ヤノベケンジとは何か?

 こうして、僕たちは、時として、遠くから響いてくる「ジャイアント・トらやん」の「ががあー」という叫びに苦笑させられながら、「キンダガルテン」と名づけられたヤノベケンジの企画展示を後にすることになる。
 それにしても、その展示の全てをみたところで、ヤノベケンジとは何だろう?という疑問はあたまのなかを巡っている。正直に言って、捉えがたいところがある。ハイカルチャー然した作品とはかなり異なっていることは、先ほど述べたとおりだ。しかし、かといって、その作品は、おなじみのハイカルチャーサブカルチャーという図式を崩すものとして意図されているわけでもない。

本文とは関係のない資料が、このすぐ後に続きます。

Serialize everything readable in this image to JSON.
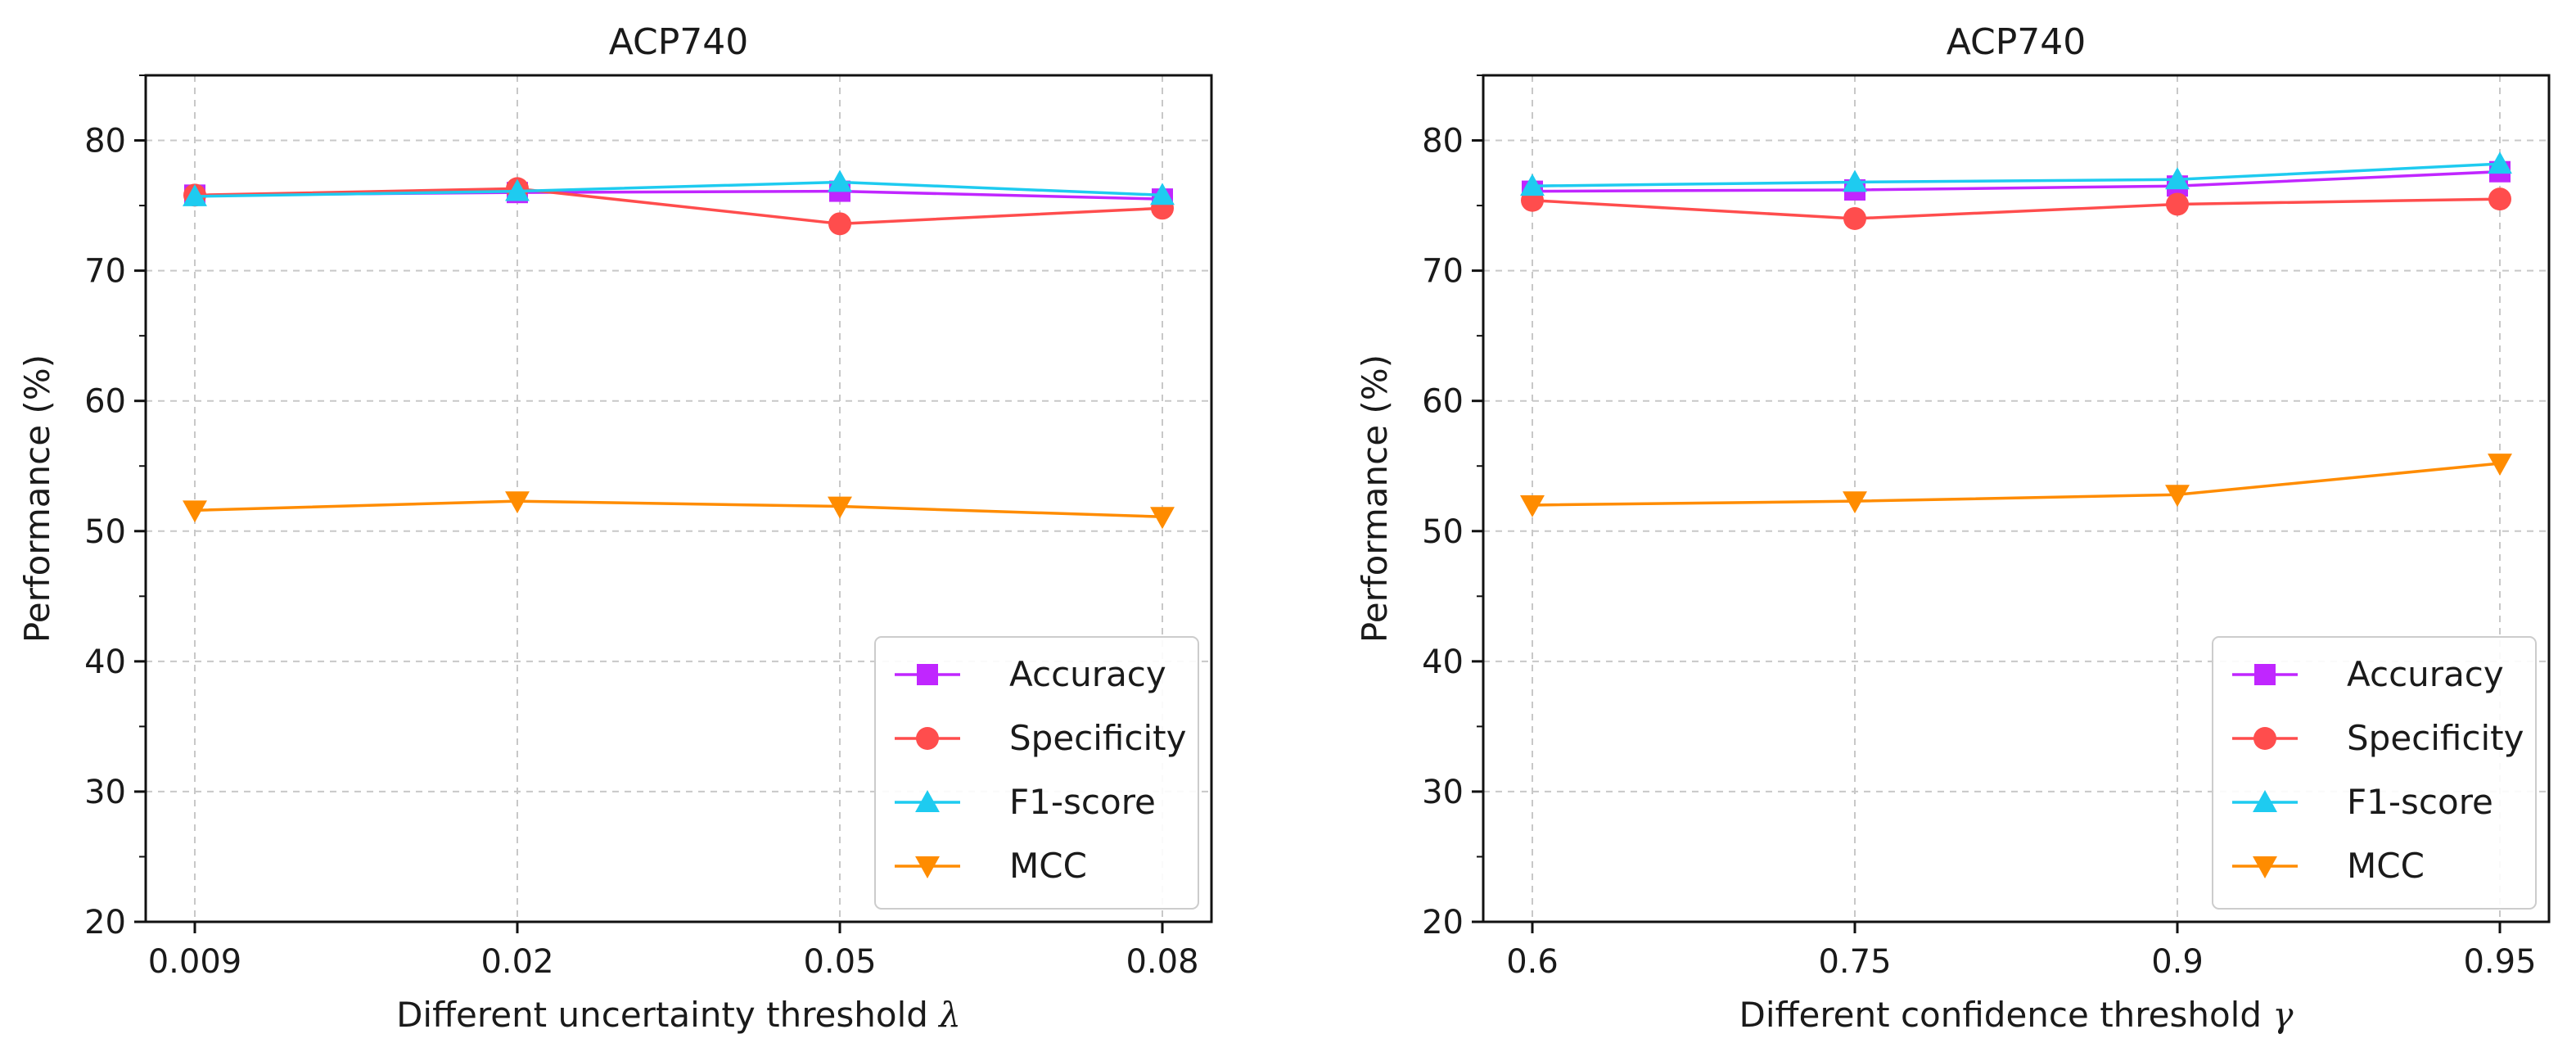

 確かに、その作品は、表向きには、例えば、村上隆の「スーパーフラット」と結びつけることもできるかもしれない。「スーパーフラット」とは、日本の伝統的な平面描写の技法を用いて、アニメーション的な形象を描いていくという、あれ、である。アニメーション的な形象を用いるという意味では、ヤノベの「アトムスーツ」や「ジャイアントトらやん」は、村上の作品と軌道を一緒にしているところもあるにはある。
 でも、同時に、ヤノベケンジの作品にあっては、ハイカルチャー流入するものとしてのサブカルチャー(しばしば、村上の言葉において、こうした図式を仮構しようという意図が仄見える瞬間がある)といったテーマは、それほど重要なものであるとは思えない。少なくても、そこには、村上のようなサブカルチャーの擁護と顕彰といった熱情はまったくと言ってよいほど感じられない。むしろ、その作品群やプロジェクトのひとつひとつをゆっくりと見ていくと、ハイカルチャーサブカルチャーといったような手垢にまみれた二項対立ないし葛藤の不在のほうが目立つように思われる。
 とすれば、この作家を解釈するために必要な問題系は別の場所にあるのではないか。そんな気がしてならない。では、その問題系とは何か?
 そんなことを考えて、ミュージアムショップで、『YANOBE KENJI 1969-2005』というヤノベケンジのこれまでの作品を収めてある作品集(3900円でDVD付というのは、考え方によっては、かなり安いと思う)を購入する。